October 28, 2001 - Web Services -- The XML's Role | WebReference

October 28, 2001 - Web Services -- The XML's Role

Yehuda Shiran October 28, 2001
Web Services -- The XML's Role
Tips: October 2001

Yehuda Shiran, Ph.D.
Doc JavaScript

Web services are the next hot Internet technology. Bill Gates, in his letter to Developer & IT Professionals, covers the motivation for Web services, and the XML's role in this technology. We point out some of his arguments in this tip.

Many of us envision an online world where constellations of PCs, servers, smart devices, and Internet-based services can collaborate seamlessly. Businesses will be able to share data, integrate their processes, and join forces to offer customized , comprehensive solutions to their customers. The information you or your business need will be available wherever you are, and whatever computing device, platform, or application you are using.

That vision has yet to be achieved. In many respects, today's Internet still mirrors the old mainframe world. It's a server-centric computing model, with the browser playing the role of dumb terminal. Much of the information you or your business needs is locked up in centralized databases, served up a page at a time to individual users. Web pages are simply a "picture" of the data, not the data itself, forcing many developers back to "screen scraping" to acquire information. Integrating that underlying data with your business's existing systems is a costly and frustrating challenge.

Today's standalone applications and Web sites create islands of functionality and data. You have to navigate manually between Web sites, devices, and applications, logging in each time, and rarely being able to carry data with you. Tasks that ought to be simple, such as arranging a meeting with colleagues from partner companies and automatically updating every attendee's calendar, are a nightmare in the best case, and impossible in the common case. This inefficiency is a major source for productivity loss.
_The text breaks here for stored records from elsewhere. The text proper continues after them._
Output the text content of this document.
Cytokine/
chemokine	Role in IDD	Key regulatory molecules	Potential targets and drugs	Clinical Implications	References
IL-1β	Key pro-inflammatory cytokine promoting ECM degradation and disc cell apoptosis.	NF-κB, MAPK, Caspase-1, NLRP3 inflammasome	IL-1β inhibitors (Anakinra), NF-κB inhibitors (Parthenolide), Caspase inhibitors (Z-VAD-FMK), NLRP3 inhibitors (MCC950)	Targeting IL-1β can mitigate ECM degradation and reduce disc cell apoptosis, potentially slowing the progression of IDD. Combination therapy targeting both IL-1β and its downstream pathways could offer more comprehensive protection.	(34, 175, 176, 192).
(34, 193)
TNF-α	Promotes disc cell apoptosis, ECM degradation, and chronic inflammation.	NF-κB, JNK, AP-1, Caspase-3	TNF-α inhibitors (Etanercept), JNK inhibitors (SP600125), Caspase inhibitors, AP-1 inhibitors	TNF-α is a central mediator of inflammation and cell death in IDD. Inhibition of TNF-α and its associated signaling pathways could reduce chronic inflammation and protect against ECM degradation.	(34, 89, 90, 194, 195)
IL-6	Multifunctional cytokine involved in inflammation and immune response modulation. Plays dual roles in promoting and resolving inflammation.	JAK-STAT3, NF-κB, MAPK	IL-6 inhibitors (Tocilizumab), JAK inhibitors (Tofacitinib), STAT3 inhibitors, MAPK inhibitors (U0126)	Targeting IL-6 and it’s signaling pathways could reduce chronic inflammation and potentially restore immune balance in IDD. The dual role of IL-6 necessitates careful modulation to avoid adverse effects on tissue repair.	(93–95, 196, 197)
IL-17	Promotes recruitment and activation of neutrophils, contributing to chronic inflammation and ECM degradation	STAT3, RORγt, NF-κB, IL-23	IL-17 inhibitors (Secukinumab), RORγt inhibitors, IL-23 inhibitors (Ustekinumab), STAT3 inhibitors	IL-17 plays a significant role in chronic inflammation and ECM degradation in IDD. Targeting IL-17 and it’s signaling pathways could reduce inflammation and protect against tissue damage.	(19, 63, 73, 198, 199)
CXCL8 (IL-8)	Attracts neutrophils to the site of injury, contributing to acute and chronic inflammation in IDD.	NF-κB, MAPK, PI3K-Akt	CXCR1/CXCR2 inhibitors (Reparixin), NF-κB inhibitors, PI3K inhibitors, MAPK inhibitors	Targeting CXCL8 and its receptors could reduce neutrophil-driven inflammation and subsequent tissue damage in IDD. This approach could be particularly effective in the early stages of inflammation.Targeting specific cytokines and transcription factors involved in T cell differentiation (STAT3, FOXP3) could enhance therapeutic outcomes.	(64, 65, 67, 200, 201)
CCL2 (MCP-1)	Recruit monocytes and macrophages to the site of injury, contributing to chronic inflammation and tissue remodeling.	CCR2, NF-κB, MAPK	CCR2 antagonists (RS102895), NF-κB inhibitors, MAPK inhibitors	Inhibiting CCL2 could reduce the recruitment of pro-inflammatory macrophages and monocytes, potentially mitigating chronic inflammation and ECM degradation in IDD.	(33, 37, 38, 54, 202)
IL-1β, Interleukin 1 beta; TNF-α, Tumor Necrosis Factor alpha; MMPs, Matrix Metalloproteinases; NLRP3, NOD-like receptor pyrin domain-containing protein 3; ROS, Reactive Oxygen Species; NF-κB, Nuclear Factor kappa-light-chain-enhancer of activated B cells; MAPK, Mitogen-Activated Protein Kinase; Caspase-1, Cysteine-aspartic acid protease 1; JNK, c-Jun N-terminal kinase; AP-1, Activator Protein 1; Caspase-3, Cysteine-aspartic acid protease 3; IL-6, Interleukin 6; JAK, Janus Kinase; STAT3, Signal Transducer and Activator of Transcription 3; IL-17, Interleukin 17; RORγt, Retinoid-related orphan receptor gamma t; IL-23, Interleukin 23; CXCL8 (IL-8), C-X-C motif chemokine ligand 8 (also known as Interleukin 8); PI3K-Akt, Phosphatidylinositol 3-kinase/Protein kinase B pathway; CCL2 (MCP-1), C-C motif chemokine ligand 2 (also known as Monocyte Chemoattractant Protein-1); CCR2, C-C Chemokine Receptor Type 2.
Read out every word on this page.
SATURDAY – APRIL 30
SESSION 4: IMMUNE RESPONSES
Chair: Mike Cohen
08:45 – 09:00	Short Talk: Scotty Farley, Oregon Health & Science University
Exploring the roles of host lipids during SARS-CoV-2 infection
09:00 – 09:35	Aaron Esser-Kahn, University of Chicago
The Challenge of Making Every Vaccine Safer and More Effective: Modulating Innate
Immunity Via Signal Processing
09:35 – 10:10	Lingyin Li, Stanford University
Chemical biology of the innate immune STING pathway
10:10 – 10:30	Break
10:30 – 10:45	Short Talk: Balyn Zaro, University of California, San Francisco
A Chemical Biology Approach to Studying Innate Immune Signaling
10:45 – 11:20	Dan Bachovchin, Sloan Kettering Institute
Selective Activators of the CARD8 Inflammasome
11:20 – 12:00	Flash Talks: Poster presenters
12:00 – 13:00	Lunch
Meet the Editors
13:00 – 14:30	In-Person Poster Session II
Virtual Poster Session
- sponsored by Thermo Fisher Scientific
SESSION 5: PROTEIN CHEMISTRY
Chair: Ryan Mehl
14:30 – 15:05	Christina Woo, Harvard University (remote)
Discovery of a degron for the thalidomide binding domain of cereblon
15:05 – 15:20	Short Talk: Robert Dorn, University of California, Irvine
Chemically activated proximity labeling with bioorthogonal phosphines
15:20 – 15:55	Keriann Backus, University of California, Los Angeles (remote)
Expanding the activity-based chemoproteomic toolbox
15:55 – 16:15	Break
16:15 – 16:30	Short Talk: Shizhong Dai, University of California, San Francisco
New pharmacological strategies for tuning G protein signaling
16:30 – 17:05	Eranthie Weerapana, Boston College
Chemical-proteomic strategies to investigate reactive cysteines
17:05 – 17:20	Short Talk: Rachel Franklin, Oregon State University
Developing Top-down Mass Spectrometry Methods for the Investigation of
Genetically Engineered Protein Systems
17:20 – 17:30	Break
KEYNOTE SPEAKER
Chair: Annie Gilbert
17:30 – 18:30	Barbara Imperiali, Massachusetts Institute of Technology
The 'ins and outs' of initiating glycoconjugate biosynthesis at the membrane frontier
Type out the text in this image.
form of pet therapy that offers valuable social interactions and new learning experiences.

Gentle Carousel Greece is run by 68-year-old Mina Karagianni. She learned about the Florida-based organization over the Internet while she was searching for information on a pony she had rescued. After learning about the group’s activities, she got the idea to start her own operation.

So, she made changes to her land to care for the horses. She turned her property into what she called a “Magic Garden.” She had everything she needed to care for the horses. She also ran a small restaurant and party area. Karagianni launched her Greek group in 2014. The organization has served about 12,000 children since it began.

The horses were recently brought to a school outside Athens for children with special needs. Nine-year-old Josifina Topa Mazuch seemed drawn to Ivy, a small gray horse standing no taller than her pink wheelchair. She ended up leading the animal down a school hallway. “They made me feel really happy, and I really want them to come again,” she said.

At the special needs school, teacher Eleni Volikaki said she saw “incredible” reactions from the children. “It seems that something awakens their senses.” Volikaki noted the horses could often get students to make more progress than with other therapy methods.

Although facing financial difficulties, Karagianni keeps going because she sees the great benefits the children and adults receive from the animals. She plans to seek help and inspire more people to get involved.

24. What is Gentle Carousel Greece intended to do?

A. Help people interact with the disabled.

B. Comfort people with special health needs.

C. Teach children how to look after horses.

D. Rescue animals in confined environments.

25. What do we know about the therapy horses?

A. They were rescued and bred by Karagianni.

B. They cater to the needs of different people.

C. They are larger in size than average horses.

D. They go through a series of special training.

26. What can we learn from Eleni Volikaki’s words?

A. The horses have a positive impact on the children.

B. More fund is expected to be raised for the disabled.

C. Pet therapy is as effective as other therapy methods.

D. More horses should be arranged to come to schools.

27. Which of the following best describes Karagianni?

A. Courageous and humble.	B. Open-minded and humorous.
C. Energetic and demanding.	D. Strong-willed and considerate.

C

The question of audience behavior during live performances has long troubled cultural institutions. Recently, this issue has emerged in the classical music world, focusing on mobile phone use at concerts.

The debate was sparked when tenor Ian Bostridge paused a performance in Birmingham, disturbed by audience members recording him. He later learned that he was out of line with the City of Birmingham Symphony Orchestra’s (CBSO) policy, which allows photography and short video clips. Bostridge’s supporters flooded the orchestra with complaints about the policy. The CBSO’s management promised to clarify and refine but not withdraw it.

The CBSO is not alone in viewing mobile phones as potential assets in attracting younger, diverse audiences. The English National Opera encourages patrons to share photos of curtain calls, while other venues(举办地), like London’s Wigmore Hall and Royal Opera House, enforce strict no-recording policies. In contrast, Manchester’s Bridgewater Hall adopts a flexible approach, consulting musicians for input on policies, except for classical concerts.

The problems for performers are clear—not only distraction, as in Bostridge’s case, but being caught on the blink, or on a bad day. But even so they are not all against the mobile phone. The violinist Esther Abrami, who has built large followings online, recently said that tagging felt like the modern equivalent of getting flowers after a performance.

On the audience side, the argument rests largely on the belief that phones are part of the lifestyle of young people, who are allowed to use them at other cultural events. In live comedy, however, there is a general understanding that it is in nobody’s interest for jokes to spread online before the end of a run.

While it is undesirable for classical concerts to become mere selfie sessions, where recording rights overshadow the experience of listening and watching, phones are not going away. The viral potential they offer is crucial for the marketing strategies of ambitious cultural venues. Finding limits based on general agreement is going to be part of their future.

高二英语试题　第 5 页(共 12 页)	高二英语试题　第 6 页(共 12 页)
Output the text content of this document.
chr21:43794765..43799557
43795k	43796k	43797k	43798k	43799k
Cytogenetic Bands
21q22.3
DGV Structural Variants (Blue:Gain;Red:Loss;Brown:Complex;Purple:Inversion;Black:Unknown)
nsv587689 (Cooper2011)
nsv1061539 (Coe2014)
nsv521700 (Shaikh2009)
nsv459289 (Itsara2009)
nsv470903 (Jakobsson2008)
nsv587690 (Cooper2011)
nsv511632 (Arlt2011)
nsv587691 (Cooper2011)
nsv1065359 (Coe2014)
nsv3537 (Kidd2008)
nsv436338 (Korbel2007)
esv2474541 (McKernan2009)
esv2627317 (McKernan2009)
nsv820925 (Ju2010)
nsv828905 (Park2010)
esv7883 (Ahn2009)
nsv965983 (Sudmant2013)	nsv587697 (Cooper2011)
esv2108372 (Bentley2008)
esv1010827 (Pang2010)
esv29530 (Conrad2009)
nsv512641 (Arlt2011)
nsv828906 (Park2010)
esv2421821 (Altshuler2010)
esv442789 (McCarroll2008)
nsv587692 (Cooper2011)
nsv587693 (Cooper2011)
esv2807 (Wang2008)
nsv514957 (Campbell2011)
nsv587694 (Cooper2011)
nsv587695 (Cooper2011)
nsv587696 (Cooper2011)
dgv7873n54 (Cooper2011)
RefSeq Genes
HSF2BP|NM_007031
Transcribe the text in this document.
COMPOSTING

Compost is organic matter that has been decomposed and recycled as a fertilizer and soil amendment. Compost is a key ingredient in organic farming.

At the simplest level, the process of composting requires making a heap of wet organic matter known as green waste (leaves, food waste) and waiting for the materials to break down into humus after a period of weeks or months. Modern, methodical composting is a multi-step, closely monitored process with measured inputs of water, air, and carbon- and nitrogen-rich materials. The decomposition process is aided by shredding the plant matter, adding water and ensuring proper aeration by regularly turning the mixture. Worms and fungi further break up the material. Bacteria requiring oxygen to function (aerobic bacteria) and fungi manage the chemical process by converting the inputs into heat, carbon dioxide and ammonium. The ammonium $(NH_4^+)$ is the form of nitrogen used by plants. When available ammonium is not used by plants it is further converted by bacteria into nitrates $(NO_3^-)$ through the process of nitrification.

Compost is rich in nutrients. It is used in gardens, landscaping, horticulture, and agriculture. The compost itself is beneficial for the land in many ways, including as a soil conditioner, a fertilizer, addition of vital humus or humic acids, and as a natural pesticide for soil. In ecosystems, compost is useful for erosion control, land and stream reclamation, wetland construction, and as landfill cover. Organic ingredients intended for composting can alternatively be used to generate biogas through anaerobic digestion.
Solving such problems is the key challenge for the next generation of the Internet. At the heart of the solution is XML (eXtensible Markup Language). XML is an open industry standard managed by the World Wide Web Consortium. It enables developers to describe data being exchanged between PCs, smart devices, applications, and Web sites. Since the data is separate from the format and style definitions, it can be easily organized, programmed, edited, and exchanged between any Web sites, applications, and devices. Just as the Web revolutionized how users talk to applications, XML transforms how application talk to each other.

You can call Web services from JavaScript. In upcoming tips and columns we'll cover the motivation and the implementation of Web services, and how to use them from JavaScript.